Tokenization seams break naïve constraints. A regex like \d{3}-\d{4} looks crisp. But the tokenizer doesn’t know about your regex — it emits tokens whose byte boundaries don’t align to your character boundaries. The constraint engine has to ask “does any prefix of this token’s bytes leave me in a valid state, and if so what state?” — the answer can split a single legal character into multiple tokens or merge two character classes into one token. Outlines and XGrammar handle this for you; if you’re writing a constraint compiler yourself, the Lost in Space paper is the recent reference on how token-vocabulary irregularity changes constrained-decoding efficiency.

Unbounded grammars can deadlock. A CFG that allows arbitrary nesting (expr := expr "+" expr with no depth limit) lets the model open (((((... forever. Constrained decoding will not save you from this — it will happily emit valid-but-deep tokens until max_tokens runs out. Always set a depth cap in the grammar (expr := expr_d3 etc.) or accept that max_tokens is your only backstop.

The constraint cannot enforce semantics. A JSON Schema can require quantity > 0, but can it ensure total == sum(line_items)? No. Cross-field invariants, business rules, foreign-key validity — anything that requires reasoning across multiple fields — has to live in application-layer validation, not the decoder. The hybrid pattern from the structured-output article still applies: schema-constrained decoding for shape, retry-on-validate for semantics. Constrained decoding makes the retry loop disappear for the schema layer; it does not make the semantic layer disappear.

Hot-swapping the grammar mid-conversation is expensive. The compiled FSM/PDA is cached by (grammar_hash, tokenizer_hash). If your agent loop sends different schemas on each turn, you pay the compile cost on every cold schema. Pin the grammars you reuse to a stable set, or pre-warm the cache at deploy time the same way you would for prompt caching.

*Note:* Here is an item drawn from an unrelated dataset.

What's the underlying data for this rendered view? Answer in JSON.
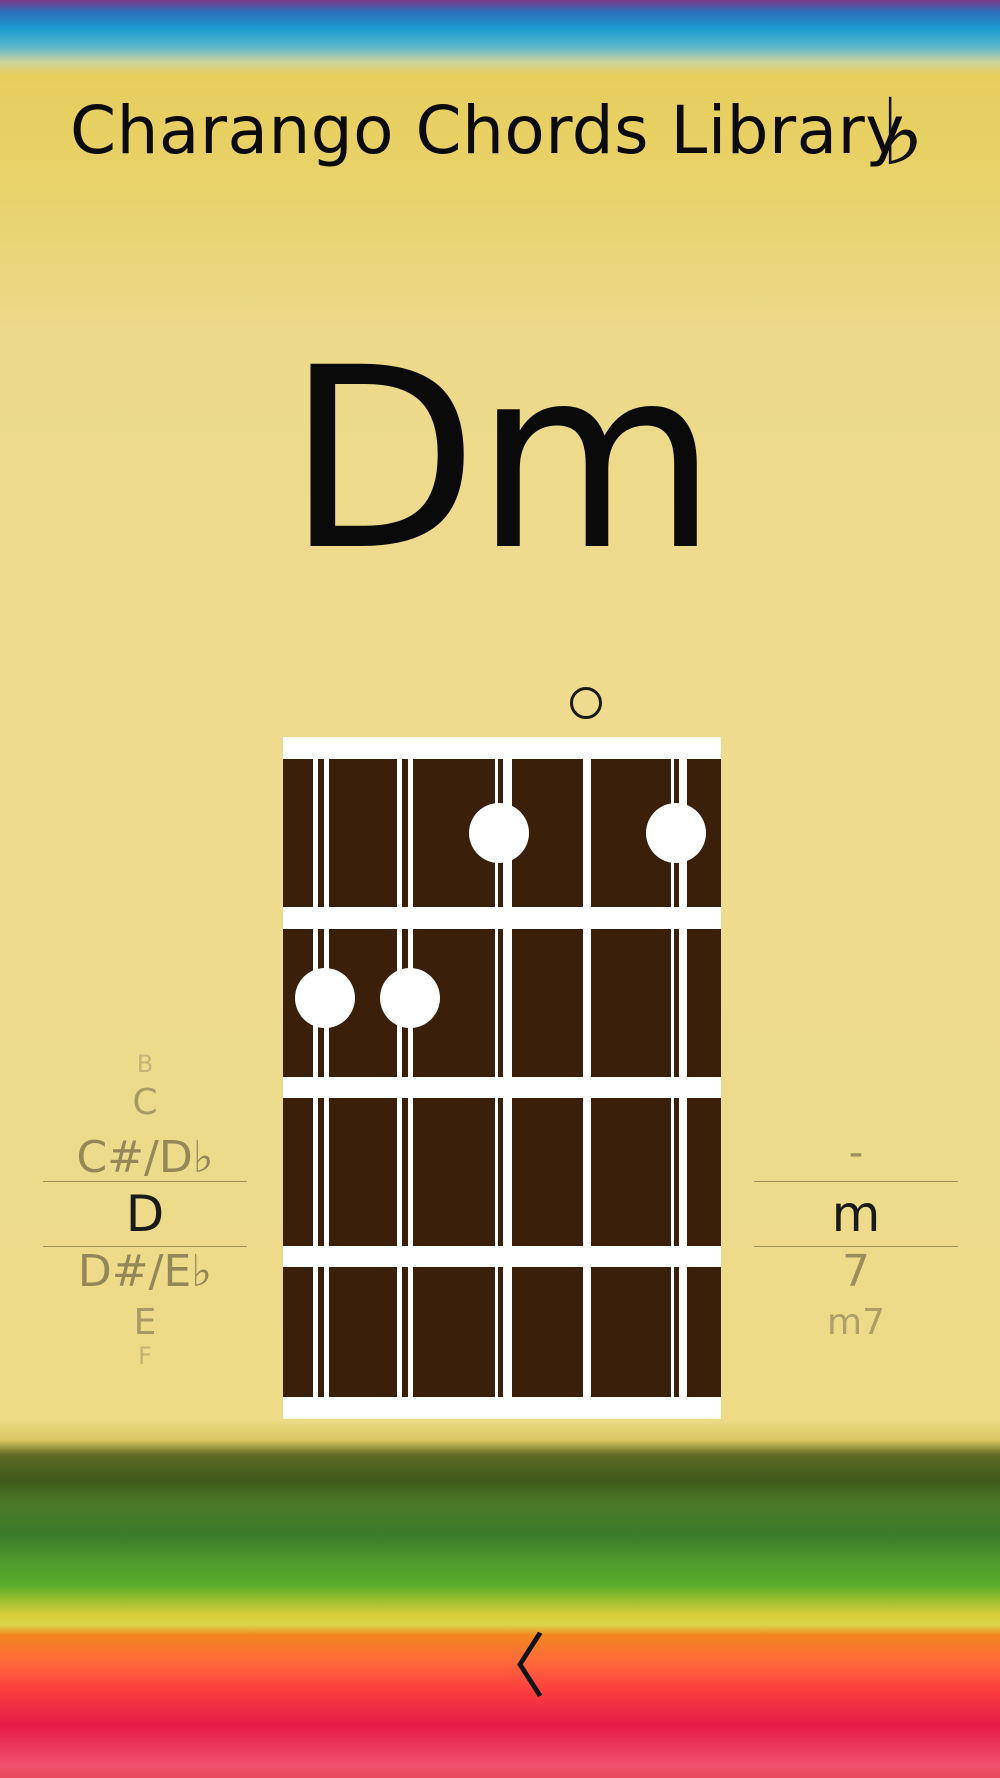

Strict-mode JSON Schema subsets bite open-weight users too. vLLM’s xgrammar backend is more permissive than OpenAI’s strict mode, but still has limits — unbounded oneOf over open-vocabulary strings, recursive $ref chains, regex patterns inside format. Test your schema end-to-end before assuming it’ll compile. The failure mode is typically a fall-back to unconstrained generation, not an error.

Logit bias is a different tool, not a worse tool. A common temptation is to “almost constrain” output with a few -100 biases on bad tokens. This is fine for blocklists and degenerate cases, but it cannot enforce structure — the mask is constant, so as soon as the model emits a { you can’t make the bias depend on “we’re now inside an object.” Use logit bias for content-policy nudges (banning the literal string “I cannot”), constrained decoding for shape. Mixing them is fine; substituting one for the other usually isn’t.

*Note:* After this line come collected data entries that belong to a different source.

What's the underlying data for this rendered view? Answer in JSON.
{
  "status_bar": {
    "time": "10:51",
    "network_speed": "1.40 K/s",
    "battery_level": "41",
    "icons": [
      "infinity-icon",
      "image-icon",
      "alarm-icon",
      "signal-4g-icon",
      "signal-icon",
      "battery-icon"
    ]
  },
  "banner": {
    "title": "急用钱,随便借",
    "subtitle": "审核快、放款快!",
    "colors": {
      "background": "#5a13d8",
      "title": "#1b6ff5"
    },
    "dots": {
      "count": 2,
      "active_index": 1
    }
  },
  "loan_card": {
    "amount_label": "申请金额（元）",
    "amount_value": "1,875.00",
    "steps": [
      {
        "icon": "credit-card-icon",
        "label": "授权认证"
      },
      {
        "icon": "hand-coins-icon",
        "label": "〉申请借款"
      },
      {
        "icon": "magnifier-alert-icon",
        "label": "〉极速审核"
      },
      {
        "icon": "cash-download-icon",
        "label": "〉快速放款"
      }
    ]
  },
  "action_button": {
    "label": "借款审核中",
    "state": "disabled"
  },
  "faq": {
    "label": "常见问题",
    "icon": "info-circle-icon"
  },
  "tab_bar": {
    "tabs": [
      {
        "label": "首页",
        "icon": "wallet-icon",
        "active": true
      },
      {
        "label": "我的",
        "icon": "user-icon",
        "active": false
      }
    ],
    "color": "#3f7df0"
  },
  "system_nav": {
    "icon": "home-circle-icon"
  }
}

Constrained decoding helps small models more than large ones. A 4B-parameter model with strict JSON Schema constraints often outperforms an unconstrained 70B model on extraction tasks — the structural guarantee plus the small-model’s cheap inference is a Pareto improvement. The frontier-model side of the curve is where the format tax bites: constraining a 400B+ model that was already nearly perfect on structure can give you a worse output distribution for negligible reliability gain. Run the eval, both ways, before you commit.

Determinism is not free either. Even with a strict schema and temperature=0, two providers running the same model can produce different outputs because their FSM compilers handle a given schema differently — different tokenizer normalizations, different float arithmetic in the masking step. If you’re building an eval harness against a hosted strict mode, treat the constraint engine as part of the model under test.